问题是,我无法比 API 调用中“转发”流或“显示”流。
处理OpenAI和链的代码是:
def askQuestion(self, collection_id, question):
collection_name = "collection-" + str(collection_id)
self.llm = ChatOpenAI(model_name=self.model_name, temperature=self.temperature, openai_api_key=os.environ.get('OPENAI_API_KEY'), streaming=True, callback_manager=CallbackManager([StreamingStdOutCallbackHandler()]))
self.memory = ConversationBufferMemory(memory_key="chat_history", return_messages=True, output_key='answer')

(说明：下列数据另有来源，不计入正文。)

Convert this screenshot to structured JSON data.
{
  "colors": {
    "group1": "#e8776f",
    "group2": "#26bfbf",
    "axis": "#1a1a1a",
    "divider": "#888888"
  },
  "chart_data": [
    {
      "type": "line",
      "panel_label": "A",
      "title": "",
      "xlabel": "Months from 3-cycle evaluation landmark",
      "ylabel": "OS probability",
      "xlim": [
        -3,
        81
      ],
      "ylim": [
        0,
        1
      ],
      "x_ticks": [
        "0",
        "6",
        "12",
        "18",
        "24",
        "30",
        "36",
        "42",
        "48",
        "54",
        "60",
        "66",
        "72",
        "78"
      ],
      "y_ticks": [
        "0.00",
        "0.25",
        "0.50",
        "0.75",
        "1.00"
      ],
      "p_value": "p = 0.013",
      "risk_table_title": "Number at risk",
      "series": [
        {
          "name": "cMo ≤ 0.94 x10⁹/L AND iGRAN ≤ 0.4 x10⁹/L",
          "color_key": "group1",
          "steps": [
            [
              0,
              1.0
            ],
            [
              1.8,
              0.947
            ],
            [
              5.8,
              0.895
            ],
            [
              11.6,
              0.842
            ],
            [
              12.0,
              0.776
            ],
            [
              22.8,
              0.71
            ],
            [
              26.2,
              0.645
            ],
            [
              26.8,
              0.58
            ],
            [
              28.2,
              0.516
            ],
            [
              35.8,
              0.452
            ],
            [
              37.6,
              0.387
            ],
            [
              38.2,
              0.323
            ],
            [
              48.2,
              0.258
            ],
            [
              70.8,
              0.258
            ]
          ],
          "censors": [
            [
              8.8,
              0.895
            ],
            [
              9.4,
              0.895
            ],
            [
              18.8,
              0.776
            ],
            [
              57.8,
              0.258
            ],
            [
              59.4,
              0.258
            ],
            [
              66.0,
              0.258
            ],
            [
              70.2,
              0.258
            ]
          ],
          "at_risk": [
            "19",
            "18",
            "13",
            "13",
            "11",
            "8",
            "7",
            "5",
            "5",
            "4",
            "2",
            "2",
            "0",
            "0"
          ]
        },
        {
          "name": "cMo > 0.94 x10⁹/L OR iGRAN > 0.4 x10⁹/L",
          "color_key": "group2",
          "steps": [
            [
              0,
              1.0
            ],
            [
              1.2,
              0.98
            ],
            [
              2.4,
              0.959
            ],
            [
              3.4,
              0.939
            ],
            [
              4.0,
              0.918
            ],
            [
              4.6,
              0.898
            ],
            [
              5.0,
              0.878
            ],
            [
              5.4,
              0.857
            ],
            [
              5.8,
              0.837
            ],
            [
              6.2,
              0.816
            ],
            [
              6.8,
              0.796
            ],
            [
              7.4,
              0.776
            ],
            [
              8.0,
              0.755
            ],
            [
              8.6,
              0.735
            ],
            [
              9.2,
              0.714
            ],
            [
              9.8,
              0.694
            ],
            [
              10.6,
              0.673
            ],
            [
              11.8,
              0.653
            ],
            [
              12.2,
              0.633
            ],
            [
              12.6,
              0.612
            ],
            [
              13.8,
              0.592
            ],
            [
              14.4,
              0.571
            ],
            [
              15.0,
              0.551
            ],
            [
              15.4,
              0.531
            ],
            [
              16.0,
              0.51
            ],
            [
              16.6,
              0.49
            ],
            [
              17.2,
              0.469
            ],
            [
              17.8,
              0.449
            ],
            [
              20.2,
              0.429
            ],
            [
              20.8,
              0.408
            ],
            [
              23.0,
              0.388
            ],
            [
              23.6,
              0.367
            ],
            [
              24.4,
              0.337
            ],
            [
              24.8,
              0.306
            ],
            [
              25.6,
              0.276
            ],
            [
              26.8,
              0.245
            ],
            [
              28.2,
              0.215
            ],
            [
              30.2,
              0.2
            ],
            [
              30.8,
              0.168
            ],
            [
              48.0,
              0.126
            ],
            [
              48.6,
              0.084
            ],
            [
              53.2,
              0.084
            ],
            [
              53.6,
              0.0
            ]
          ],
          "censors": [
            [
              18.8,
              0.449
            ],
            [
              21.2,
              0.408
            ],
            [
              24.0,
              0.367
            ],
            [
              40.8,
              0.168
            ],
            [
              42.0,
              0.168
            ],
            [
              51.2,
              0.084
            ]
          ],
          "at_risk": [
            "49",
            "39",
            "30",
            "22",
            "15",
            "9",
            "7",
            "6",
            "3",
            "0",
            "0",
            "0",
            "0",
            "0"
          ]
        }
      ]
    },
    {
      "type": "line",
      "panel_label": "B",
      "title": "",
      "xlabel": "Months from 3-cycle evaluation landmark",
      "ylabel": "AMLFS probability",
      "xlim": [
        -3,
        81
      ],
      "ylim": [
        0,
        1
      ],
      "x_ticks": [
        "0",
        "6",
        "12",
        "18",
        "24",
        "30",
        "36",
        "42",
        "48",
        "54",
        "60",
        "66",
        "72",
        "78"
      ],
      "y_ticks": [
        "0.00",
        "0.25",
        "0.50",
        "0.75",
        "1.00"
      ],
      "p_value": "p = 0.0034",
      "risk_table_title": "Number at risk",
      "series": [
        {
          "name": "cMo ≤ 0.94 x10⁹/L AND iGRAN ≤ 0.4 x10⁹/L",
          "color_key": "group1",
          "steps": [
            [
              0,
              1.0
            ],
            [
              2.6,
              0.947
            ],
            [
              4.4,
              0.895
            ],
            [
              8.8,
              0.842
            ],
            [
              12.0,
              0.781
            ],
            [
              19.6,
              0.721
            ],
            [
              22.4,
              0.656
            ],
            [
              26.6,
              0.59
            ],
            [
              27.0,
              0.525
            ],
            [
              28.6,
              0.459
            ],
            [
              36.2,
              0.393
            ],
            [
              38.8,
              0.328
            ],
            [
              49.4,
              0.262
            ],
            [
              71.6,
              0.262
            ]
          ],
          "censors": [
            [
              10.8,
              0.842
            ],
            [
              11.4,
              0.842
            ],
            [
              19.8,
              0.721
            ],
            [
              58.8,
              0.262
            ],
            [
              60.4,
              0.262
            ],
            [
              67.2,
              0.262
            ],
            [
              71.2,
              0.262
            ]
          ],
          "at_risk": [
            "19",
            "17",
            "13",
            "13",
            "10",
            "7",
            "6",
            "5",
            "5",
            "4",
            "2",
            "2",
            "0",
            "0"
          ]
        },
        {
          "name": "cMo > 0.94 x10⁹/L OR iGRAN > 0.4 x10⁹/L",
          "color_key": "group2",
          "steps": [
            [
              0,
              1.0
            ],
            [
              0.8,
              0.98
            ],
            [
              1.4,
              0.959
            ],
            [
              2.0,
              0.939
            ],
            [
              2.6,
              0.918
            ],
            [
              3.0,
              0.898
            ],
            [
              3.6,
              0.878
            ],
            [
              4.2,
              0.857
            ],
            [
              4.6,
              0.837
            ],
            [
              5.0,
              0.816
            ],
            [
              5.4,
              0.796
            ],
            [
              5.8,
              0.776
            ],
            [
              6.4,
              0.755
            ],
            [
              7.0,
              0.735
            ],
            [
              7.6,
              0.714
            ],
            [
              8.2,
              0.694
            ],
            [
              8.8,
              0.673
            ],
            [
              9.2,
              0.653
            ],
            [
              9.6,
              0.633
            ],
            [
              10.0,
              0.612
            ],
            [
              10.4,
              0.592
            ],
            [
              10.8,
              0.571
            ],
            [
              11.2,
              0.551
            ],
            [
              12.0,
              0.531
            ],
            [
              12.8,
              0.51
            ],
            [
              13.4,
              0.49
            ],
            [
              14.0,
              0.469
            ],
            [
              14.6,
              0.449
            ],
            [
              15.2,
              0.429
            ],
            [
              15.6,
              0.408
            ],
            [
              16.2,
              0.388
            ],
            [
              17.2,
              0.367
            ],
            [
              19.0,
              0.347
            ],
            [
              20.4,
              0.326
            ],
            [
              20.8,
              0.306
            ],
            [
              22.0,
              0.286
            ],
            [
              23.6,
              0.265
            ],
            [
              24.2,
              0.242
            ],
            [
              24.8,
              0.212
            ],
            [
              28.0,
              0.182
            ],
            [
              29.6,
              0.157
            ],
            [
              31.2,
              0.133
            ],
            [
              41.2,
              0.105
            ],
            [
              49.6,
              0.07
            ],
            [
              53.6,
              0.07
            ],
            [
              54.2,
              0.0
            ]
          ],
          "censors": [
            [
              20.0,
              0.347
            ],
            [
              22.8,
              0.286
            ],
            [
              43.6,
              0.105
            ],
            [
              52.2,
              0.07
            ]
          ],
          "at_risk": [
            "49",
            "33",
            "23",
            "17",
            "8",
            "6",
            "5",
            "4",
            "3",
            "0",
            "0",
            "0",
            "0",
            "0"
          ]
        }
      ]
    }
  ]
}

chroma_Vectorstore = Chroma(collection_name=collection_name, embedding_function=self.embeddingsOpenAi, client=self.chroma_client)
self.chain = ConversationalRetrievalChain.from_llm(self.llm, chroma_Vectorstore.as_retriever(similarity_search_with_score=True),
return_source_documents=True,verbose=VERBOSE,
memory=self.memory)
result = self.chain({"question": question})
res_dict = {
"answer": result["answer"],
}
res_dict["source_documents"] = []
for source in result["source_documents"]:
res_dict["source_documents"].append({
"page_content": source.page_content,
"metadata": source.metadata
})
return res_dict
以及API路由代码:
@app.route("/collection/<int:collection_id>/ask_question", methods=["POST"])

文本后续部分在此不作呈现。